There will surely be some surprises launched by President Trump’s campaign this October, and possibly by Joe Biden’s as well. But this year’s September surprises will be extremely hard acts to follow.

The First Surprise Of September: Disparaging Veterns

In the September issue of The Atlantic Monthly, editor-in-chief Jeffrey Goldberg disclosed that President Trump had disparaged American servicemen and women who died in combat as “suckers and losers,” citing multiple anonymous sources. A few days later, veteran Fox Newswoman Jennifer Griffin corroborated some of the sources. Trump’s reaction? He demanded that she be fired.

Goldberg also contended that Trump tried to ban wounded veterans – especially amputees—from military parades on the grounds that they would detract from these festive activities.

The next September surprise was the release of eighteen audio recordings Trump had made with Bob Woodward, for Rage, a book he was writing about Trump’s presidency. These recordings made very clear that the president was well aware of the potential deadliness of the coronavirus by early February. But he not only chose not to inform the American people for fear that this would cause a panic, but did not order taking any countermeasures to prevent its possible spreading. He himself marveled that the virus was five times as deadly as the common flu, which Trump acknowledged, killed about 25,000 Americans each year. In addition, he knew that because the virus was airborne, it had the potential to spread very rapidly.

So our president knew back then that we could soon have a pandemic on our hands, and he not only kept this knowledge from the American people, but he left our nation utterly unprepared when the pandemic roared out of control in late March.

Trump Paid Just $750 In Taxes in 2016 And 2017

Finally, we come to the third surprise of September – the disclosure by The New York Times that Trump, a purported multibillionaire, paid just $750 in federal income tax in 2016 and 2017, and nothing in fifteen of the twenty preceding years.

In addition, he owed over $400,000,000 in personal loans, which will come due during the next four years. How much of this was owed to foreigners? And if he were reelected, what leverage would these foreigners have over the president of the United States?

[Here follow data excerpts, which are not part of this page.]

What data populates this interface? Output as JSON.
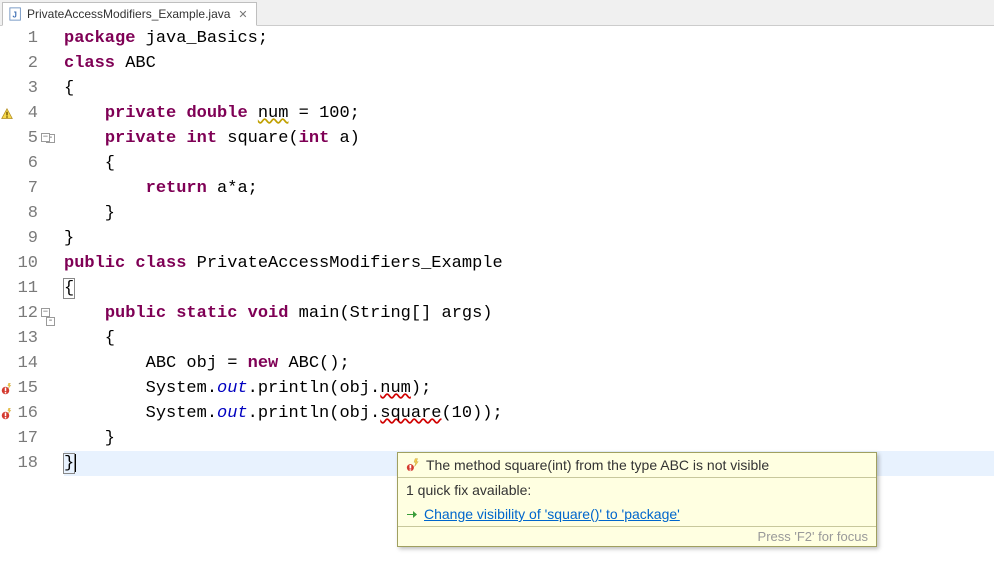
{
  "tab": {
    "filename": "PrivateAccessModifiers_Example.java",
    "close_glyph": "✕"
  },
  "code": {
    "lines": [
      {
        "n": 1,
        "html": "<span class='kw'>package</span> <span class='pkg'>java_Basics</span>;"
      },
      {
        "n": 2,
        "html": "<span class='kw'>class</span> ABC"
      },
      {
        "n": 3,
        "html": "{"
      },
      {
        "n": 4,
        "html": "    <span class='kw'>private</span> <span class='kw'>double</span> <span class='warn-underline'>num</span> = 100;",
        "marker": "warn-bulb"
      },
      {
        "n": 5,
        "html": "    <span class='kw'>private</span> <span class='kw'>int</span> square(<span class='kw'>int</span> a)",
        "fold": true
      },
      {
        "n": 6,
        "html": "    {"
      },
      {
        "n": 7,
        "html": "        <span class='kw'>return</span> a*a;"
      },
      {
        "n": 8,
        "html": "    }"
      },
      {
        "n": 9,
        "html": "}"
      },
      {
        "n": 10,
        "html": "<span class='kw'>public</span> <span class='kw'>class</span> PrivateAccessModifiers_Example"
      },
      {
        "n": 11,
        "html": "<span class='box-bracket'>{</span>"
      },
      {
        "n": 12,
        "html": "    <span class='kw'>public</span> <span class='kw'>static</span> <span class='kw'>void</span> main(String[] args)",
        "fold": true
      },
      {
        "n": 13,
        "html": "    {"
      },
      {
        "n": 14,
        "html": "        ABC obj = <span class='kw'>new</span> ABC();"
      },
      {
        "n": 15,
        "html": "        System.<span class='field-static'>out</span>.println(obj.<span class='err-underline'>num</span>);",
        "marker": "error-bulb"
      },
      {
        "n": 16,
        "html": "        System.<span class='field-static'>out</span>.println(obj.<span class='err-underline'>square</span>(10));",
        "marker": "error-bulb"
      },
      {
        "n": 17,
        "html": "    }"
      },
      {
        "n": 18,
        "html": "<span class='box-bracket'>}</span><span class='cursor-caret'></span>",
        "current": true
      }
    ]
  },
  "hover": {
    "error_msg": "The method square(int) from the type ABC is not visible",
    "quickfix_header": "1 quick fix available:",
    "quickfix_link": "Change visibility of 'square()' to 'package'",
    "footer": "Press 'F2' for focus"
  }
}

No wonder Trump has so vehemently refused to make his income tax returns available, as did every other major presidential candidate since Richard Nixon. What was he hiding? That several of his businesses were hemorrhaging cash? That he wasn’t such an astute businessman after all? That he was beholden to foreign lenders? Or simply that he paid less federal income tax than most Americans?

Each of these alarming three disclosures will surely cost Trump very dearly at the polls. And now that October has arrived, perhaps we can look forward to still more surprises.